Woodall envisions a new portable technology for regions that are not connected to a power grid, such as villages in Africa and other remote areas.
“There is a big need for this sort of technology in places lacking connectivity to a power grid and where potable water is in short supply. Because aluminium is a low-cost, non-hazardous metal that is the third most abundant metal on Earth, this technology promises to enable a global-scale potable water and power technology, especially for off-grid and remote locations.
“The unit, including the alloy, the reactor and fuel cell might weigh less than 100 pounds. You could drop the alloy, a small reaction vessel and a fuel cell into a remote area via parachute. Then the reactor could be assembled along with the fuel cell. The polluted water or the seawater would be added to the reactor and the reaction converts the aluminium and water into aluminium hydroxide, heat and hydrogen gas on demand. The aluminium hydroxide waste is non-toxic and could be disposed of in a landfill,” Woodall explains.

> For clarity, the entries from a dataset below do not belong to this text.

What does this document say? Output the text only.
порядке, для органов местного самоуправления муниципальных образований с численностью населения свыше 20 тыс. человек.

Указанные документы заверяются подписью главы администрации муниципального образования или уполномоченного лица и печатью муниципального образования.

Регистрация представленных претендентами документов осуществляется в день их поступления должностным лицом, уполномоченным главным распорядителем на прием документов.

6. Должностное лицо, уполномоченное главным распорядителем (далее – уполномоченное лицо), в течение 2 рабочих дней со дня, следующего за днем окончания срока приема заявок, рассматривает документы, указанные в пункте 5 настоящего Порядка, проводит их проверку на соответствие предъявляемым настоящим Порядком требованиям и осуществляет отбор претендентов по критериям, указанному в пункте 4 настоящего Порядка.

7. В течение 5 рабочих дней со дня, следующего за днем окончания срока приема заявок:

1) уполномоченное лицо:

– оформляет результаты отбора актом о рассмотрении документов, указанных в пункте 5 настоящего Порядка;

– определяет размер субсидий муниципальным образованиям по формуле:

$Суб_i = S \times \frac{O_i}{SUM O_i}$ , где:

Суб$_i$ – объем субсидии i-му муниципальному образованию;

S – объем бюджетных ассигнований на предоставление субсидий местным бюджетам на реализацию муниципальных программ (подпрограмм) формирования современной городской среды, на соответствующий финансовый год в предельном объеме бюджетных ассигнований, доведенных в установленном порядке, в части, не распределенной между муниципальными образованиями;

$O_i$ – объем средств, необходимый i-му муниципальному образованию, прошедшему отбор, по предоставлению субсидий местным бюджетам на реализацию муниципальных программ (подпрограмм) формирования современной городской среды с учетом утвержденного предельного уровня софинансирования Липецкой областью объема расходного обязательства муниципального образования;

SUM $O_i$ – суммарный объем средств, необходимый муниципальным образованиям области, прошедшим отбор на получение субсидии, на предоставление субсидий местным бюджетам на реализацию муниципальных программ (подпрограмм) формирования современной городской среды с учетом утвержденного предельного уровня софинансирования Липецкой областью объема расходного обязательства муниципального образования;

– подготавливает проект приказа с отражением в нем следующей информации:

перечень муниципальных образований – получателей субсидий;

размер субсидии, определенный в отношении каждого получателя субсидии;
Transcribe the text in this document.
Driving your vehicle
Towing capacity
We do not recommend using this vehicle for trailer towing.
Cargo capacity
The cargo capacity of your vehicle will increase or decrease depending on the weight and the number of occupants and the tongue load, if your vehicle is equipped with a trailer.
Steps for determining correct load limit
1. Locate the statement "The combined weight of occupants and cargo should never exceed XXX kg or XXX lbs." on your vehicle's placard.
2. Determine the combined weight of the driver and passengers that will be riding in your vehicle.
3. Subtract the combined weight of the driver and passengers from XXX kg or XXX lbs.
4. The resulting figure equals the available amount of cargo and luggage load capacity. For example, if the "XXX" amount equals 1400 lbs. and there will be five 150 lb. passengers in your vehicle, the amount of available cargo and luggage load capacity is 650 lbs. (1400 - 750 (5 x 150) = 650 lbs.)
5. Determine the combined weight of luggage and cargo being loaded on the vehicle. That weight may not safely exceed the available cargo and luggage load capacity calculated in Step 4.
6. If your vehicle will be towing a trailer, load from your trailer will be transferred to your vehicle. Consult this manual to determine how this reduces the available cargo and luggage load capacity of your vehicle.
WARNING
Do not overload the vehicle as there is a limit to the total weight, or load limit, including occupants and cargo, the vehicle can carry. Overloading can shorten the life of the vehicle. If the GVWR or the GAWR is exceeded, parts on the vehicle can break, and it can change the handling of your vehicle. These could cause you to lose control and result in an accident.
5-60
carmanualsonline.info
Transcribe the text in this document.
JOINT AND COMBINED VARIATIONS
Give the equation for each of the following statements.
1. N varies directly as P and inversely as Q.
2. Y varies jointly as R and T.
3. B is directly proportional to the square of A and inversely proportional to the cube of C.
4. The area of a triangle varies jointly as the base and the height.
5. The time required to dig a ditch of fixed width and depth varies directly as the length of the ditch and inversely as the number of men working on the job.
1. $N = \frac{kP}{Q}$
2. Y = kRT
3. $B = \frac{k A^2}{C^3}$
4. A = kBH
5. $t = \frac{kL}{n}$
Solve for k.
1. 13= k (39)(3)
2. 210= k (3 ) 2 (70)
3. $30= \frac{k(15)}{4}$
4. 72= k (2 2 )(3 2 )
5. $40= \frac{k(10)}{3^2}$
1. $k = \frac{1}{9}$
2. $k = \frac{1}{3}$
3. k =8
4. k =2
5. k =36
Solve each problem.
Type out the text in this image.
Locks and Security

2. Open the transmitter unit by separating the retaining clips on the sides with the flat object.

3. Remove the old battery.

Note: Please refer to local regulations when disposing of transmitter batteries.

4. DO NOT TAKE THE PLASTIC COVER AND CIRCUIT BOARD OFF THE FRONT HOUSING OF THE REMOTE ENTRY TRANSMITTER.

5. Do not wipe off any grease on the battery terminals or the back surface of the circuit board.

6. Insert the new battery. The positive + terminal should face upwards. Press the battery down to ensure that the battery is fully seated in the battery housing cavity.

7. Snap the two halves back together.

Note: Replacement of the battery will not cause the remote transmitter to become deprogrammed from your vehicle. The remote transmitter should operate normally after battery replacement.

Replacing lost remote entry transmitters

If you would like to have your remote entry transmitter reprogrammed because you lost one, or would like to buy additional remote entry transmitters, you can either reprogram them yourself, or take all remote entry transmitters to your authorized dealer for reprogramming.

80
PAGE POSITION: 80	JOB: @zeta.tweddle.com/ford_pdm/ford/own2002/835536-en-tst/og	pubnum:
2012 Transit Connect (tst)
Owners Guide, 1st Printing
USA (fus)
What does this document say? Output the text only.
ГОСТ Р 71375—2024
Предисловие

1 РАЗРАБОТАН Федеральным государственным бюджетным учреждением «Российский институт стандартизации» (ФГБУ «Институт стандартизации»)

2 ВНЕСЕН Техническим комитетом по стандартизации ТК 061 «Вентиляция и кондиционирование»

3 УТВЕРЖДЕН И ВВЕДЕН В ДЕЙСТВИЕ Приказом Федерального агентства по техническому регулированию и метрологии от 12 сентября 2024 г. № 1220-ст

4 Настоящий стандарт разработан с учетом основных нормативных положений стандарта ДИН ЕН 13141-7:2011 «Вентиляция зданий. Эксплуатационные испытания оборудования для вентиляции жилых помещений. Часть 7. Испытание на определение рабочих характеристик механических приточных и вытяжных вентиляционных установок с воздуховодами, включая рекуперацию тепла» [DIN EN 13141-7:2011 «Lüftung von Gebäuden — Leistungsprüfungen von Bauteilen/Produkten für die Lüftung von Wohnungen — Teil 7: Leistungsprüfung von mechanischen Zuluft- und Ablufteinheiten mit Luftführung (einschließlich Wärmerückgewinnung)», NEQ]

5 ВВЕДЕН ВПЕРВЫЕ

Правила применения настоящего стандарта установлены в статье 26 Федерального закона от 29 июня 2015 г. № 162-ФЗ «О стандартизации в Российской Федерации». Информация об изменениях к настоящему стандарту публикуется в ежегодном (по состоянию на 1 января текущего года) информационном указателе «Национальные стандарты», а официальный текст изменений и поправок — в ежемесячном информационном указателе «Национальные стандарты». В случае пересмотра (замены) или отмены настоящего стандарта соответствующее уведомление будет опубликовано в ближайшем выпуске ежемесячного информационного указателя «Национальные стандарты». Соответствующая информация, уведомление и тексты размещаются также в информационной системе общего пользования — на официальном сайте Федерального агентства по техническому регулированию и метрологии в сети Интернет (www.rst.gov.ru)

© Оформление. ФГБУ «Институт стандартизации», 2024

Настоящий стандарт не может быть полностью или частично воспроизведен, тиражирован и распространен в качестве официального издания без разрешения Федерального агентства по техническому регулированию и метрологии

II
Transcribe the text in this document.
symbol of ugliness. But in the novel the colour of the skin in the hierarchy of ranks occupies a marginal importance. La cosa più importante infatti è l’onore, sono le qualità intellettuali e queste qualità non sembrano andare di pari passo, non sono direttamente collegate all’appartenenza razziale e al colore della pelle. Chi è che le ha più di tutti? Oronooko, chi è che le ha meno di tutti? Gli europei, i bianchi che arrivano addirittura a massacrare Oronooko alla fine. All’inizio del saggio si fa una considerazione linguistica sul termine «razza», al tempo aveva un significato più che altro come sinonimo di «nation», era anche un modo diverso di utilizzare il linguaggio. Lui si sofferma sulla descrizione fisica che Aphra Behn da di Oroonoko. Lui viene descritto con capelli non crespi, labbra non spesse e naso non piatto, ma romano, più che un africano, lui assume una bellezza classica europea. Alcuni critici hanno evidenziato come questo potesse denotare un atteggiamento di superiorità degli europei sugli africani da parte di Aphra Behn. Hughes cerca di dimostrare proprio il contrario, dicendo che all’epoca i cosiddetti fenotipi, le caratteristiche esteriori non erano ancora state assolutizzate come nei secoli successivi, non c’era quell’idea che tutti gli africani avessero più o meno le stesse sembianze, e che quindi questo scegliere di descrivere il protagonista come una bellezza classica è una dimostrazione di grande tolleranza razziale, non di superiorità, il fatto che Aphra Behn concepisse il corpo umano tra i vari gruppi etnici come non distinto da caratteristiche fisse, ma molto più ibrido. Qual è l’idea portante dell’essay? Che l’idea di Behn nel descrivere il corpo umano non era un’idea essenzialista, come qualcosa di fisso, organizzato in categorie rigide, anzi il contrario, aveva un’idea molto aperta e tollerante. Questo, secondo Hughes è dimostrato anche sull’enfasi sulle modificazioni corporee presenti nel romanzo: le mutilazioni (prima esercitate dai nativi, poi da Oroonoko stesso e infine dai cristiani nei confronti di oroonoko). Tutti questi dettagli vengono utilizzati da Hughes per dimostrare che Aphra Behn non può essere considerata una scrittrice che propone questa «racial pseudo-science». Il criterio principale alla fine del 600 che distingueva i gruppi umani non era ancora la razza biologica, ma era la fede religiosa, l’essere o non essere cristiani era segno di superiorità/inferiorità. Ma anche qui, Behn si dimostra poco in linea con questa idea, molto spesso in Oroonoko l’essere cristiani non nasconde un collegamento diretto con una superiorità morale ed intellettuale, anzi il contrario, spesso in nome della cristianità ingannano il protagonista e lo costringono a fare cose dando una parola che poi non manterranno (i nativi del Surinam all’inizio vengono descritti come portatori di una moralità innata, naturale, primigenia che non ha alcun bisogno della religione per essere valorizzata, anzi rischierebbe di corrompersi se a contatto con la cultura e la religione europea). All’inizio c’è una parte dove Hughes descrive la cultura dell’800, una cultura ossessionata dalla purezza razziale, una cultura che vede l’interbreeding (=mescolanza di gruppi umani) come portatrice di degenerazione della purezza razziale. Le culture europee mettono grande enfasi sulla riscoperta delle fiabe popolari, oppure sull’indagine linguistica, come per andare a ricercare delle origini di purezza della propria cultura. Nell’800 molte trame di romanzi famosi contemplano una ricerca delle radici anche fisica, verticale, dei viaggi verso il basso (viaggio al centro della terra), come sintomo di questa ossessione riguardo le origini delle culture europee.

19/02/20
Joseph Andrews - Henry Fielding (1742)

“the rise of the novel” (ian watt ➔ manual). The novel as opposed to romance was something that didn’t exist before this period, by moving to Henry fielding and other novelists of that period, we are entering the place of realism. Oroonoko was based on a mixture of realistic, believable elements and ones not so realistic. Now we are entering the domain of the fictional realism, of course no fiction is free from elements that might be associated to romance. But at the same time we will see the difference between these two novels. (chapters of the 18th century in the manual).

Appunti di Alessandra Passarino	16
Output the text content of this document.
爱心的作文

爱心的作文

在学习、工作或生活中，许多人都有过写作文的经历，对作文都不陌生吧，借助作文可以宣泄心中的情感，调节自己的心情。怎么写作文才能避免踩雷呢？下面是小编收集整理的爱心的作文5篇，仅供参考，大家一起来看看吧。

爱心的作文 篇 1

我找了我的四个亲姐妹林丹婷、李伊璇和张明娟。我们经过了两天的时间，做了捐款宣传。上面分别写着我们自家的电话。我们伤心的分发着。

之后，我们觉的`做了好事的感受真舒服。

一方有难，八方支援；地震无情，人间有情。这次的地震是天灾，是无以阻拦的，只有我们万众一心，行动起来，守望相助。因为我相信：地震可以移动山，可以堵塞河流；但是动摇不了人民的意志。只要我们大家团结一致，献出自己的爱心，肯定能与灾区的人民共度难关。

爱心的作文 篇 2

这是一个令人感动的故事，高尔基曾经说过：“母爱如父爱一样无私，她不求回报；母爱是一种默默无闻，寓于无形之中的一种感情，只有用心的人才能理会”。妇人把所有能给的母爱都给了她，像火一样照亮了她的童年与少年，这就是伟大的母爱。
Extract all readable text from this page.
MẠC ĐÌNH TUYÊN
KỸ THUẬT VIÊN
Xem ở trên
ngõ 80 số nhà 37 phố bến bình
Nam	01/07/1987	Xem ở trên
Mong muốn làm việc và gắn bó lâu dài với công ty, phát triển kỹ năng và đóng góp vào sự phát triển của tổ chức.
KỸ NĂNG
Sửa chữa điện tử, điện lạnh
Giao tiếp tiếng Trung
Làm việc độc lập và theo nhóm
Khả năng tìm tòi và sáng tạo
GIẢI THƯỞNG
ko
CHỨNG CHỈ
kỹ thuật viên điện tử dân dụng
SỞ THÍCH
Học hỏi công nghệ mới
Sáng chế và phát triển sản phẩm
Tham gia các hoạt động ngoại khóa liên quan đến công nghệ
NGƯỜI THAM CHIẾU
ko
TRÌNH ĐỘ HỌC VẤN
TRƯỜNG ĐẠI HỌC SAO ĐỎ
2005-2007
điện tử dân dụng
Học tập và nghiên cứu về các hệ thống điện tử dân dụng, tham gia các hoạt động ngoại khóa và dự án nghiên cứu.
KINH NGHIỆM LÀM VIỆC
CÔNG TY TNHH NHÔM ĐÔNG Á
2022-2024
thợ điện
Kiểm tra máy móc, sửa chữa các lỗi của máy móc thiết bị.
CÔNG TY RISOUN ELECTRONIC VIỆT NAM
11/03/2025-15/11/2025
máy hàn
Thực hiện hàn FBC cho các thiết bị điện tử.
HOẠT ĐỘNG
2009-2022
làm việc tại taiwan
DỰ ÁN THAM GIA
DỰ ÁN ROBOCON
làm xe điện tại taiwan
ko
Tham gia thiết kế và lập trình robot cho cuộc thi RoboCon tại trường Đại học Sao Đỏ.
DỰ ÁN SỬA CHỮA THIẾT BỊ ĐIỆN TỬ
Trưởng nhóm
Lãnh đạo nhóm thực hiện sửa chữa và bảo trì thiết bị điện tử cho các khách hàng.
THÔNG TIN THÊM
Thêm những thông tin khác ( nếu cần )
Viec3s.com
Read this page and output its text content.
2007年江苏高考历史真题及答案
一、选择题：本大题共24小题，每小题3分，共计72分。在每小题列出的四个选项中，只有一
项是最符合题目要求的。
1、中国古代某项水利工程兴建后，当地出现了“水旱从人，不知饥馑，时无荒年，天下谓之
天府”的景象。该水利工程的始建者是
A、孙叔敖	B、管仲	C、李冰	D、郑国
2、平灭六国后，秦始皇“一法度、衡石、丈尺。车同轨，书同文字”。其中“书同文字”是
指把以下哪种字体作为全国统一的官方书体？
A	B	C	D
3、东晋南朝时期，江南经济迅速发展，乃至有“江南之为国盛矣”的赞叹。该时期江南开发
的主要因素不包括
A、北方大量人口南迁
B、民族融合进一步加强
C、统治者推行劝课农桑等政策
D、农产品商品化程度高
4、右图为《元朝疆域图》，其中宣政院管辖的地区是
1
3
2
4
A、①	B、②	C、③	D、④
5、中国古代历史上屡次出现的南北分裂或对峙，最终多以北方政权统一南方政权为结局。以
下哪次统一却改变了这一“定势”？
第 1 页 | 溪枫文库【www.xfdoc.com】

In some parts of the Federal Capital Territory, residents complain about the dirty water that sometimes flows from taps. Mrs. Lillian Christopher, a resident of Karu, a suburb in the FCT, relates, “Water supply in this area is really poor. Most people rely on boreholes and those of us who don’t have are at the mercy of Water Board. We wait for tap water, which comes once or twice in a week. Sometimes it even comes out brownish and you begin to wonder whether it is tap or stream water,” Christopher laments.
According to an Abuja-based scientist and water purification expert who didn’t want his name in print, the FCT does employ the use of an aluminium alloy to purify water. “Aluminium sulphate, popularly referred to as ‘alum’ is used in the sedimentation of water in the FCT and this brings about clear and potable water for drinking. But this new technology indicates that the aluminium alloy used also produces hydrogen for energy. It simply means that they are trying to use aluminium in another way to generate power.”
He says that while the research says that the process of the technology produces steam that would destroy micro-organisms, chlorine is currently used to destroy micro-organisms in water purification in Nigeria.
“After using aluminium sulphate to settle the particles, we use chlorine to kill the micro-organisms. In Africa we have a lot of water and also, the technology for its purification, but our major constraint is availability of water treatment chemicals. So if we can truly have a technology that is cheaper than the current one we use, then making potable water available will certainly be enhanced,” he explains.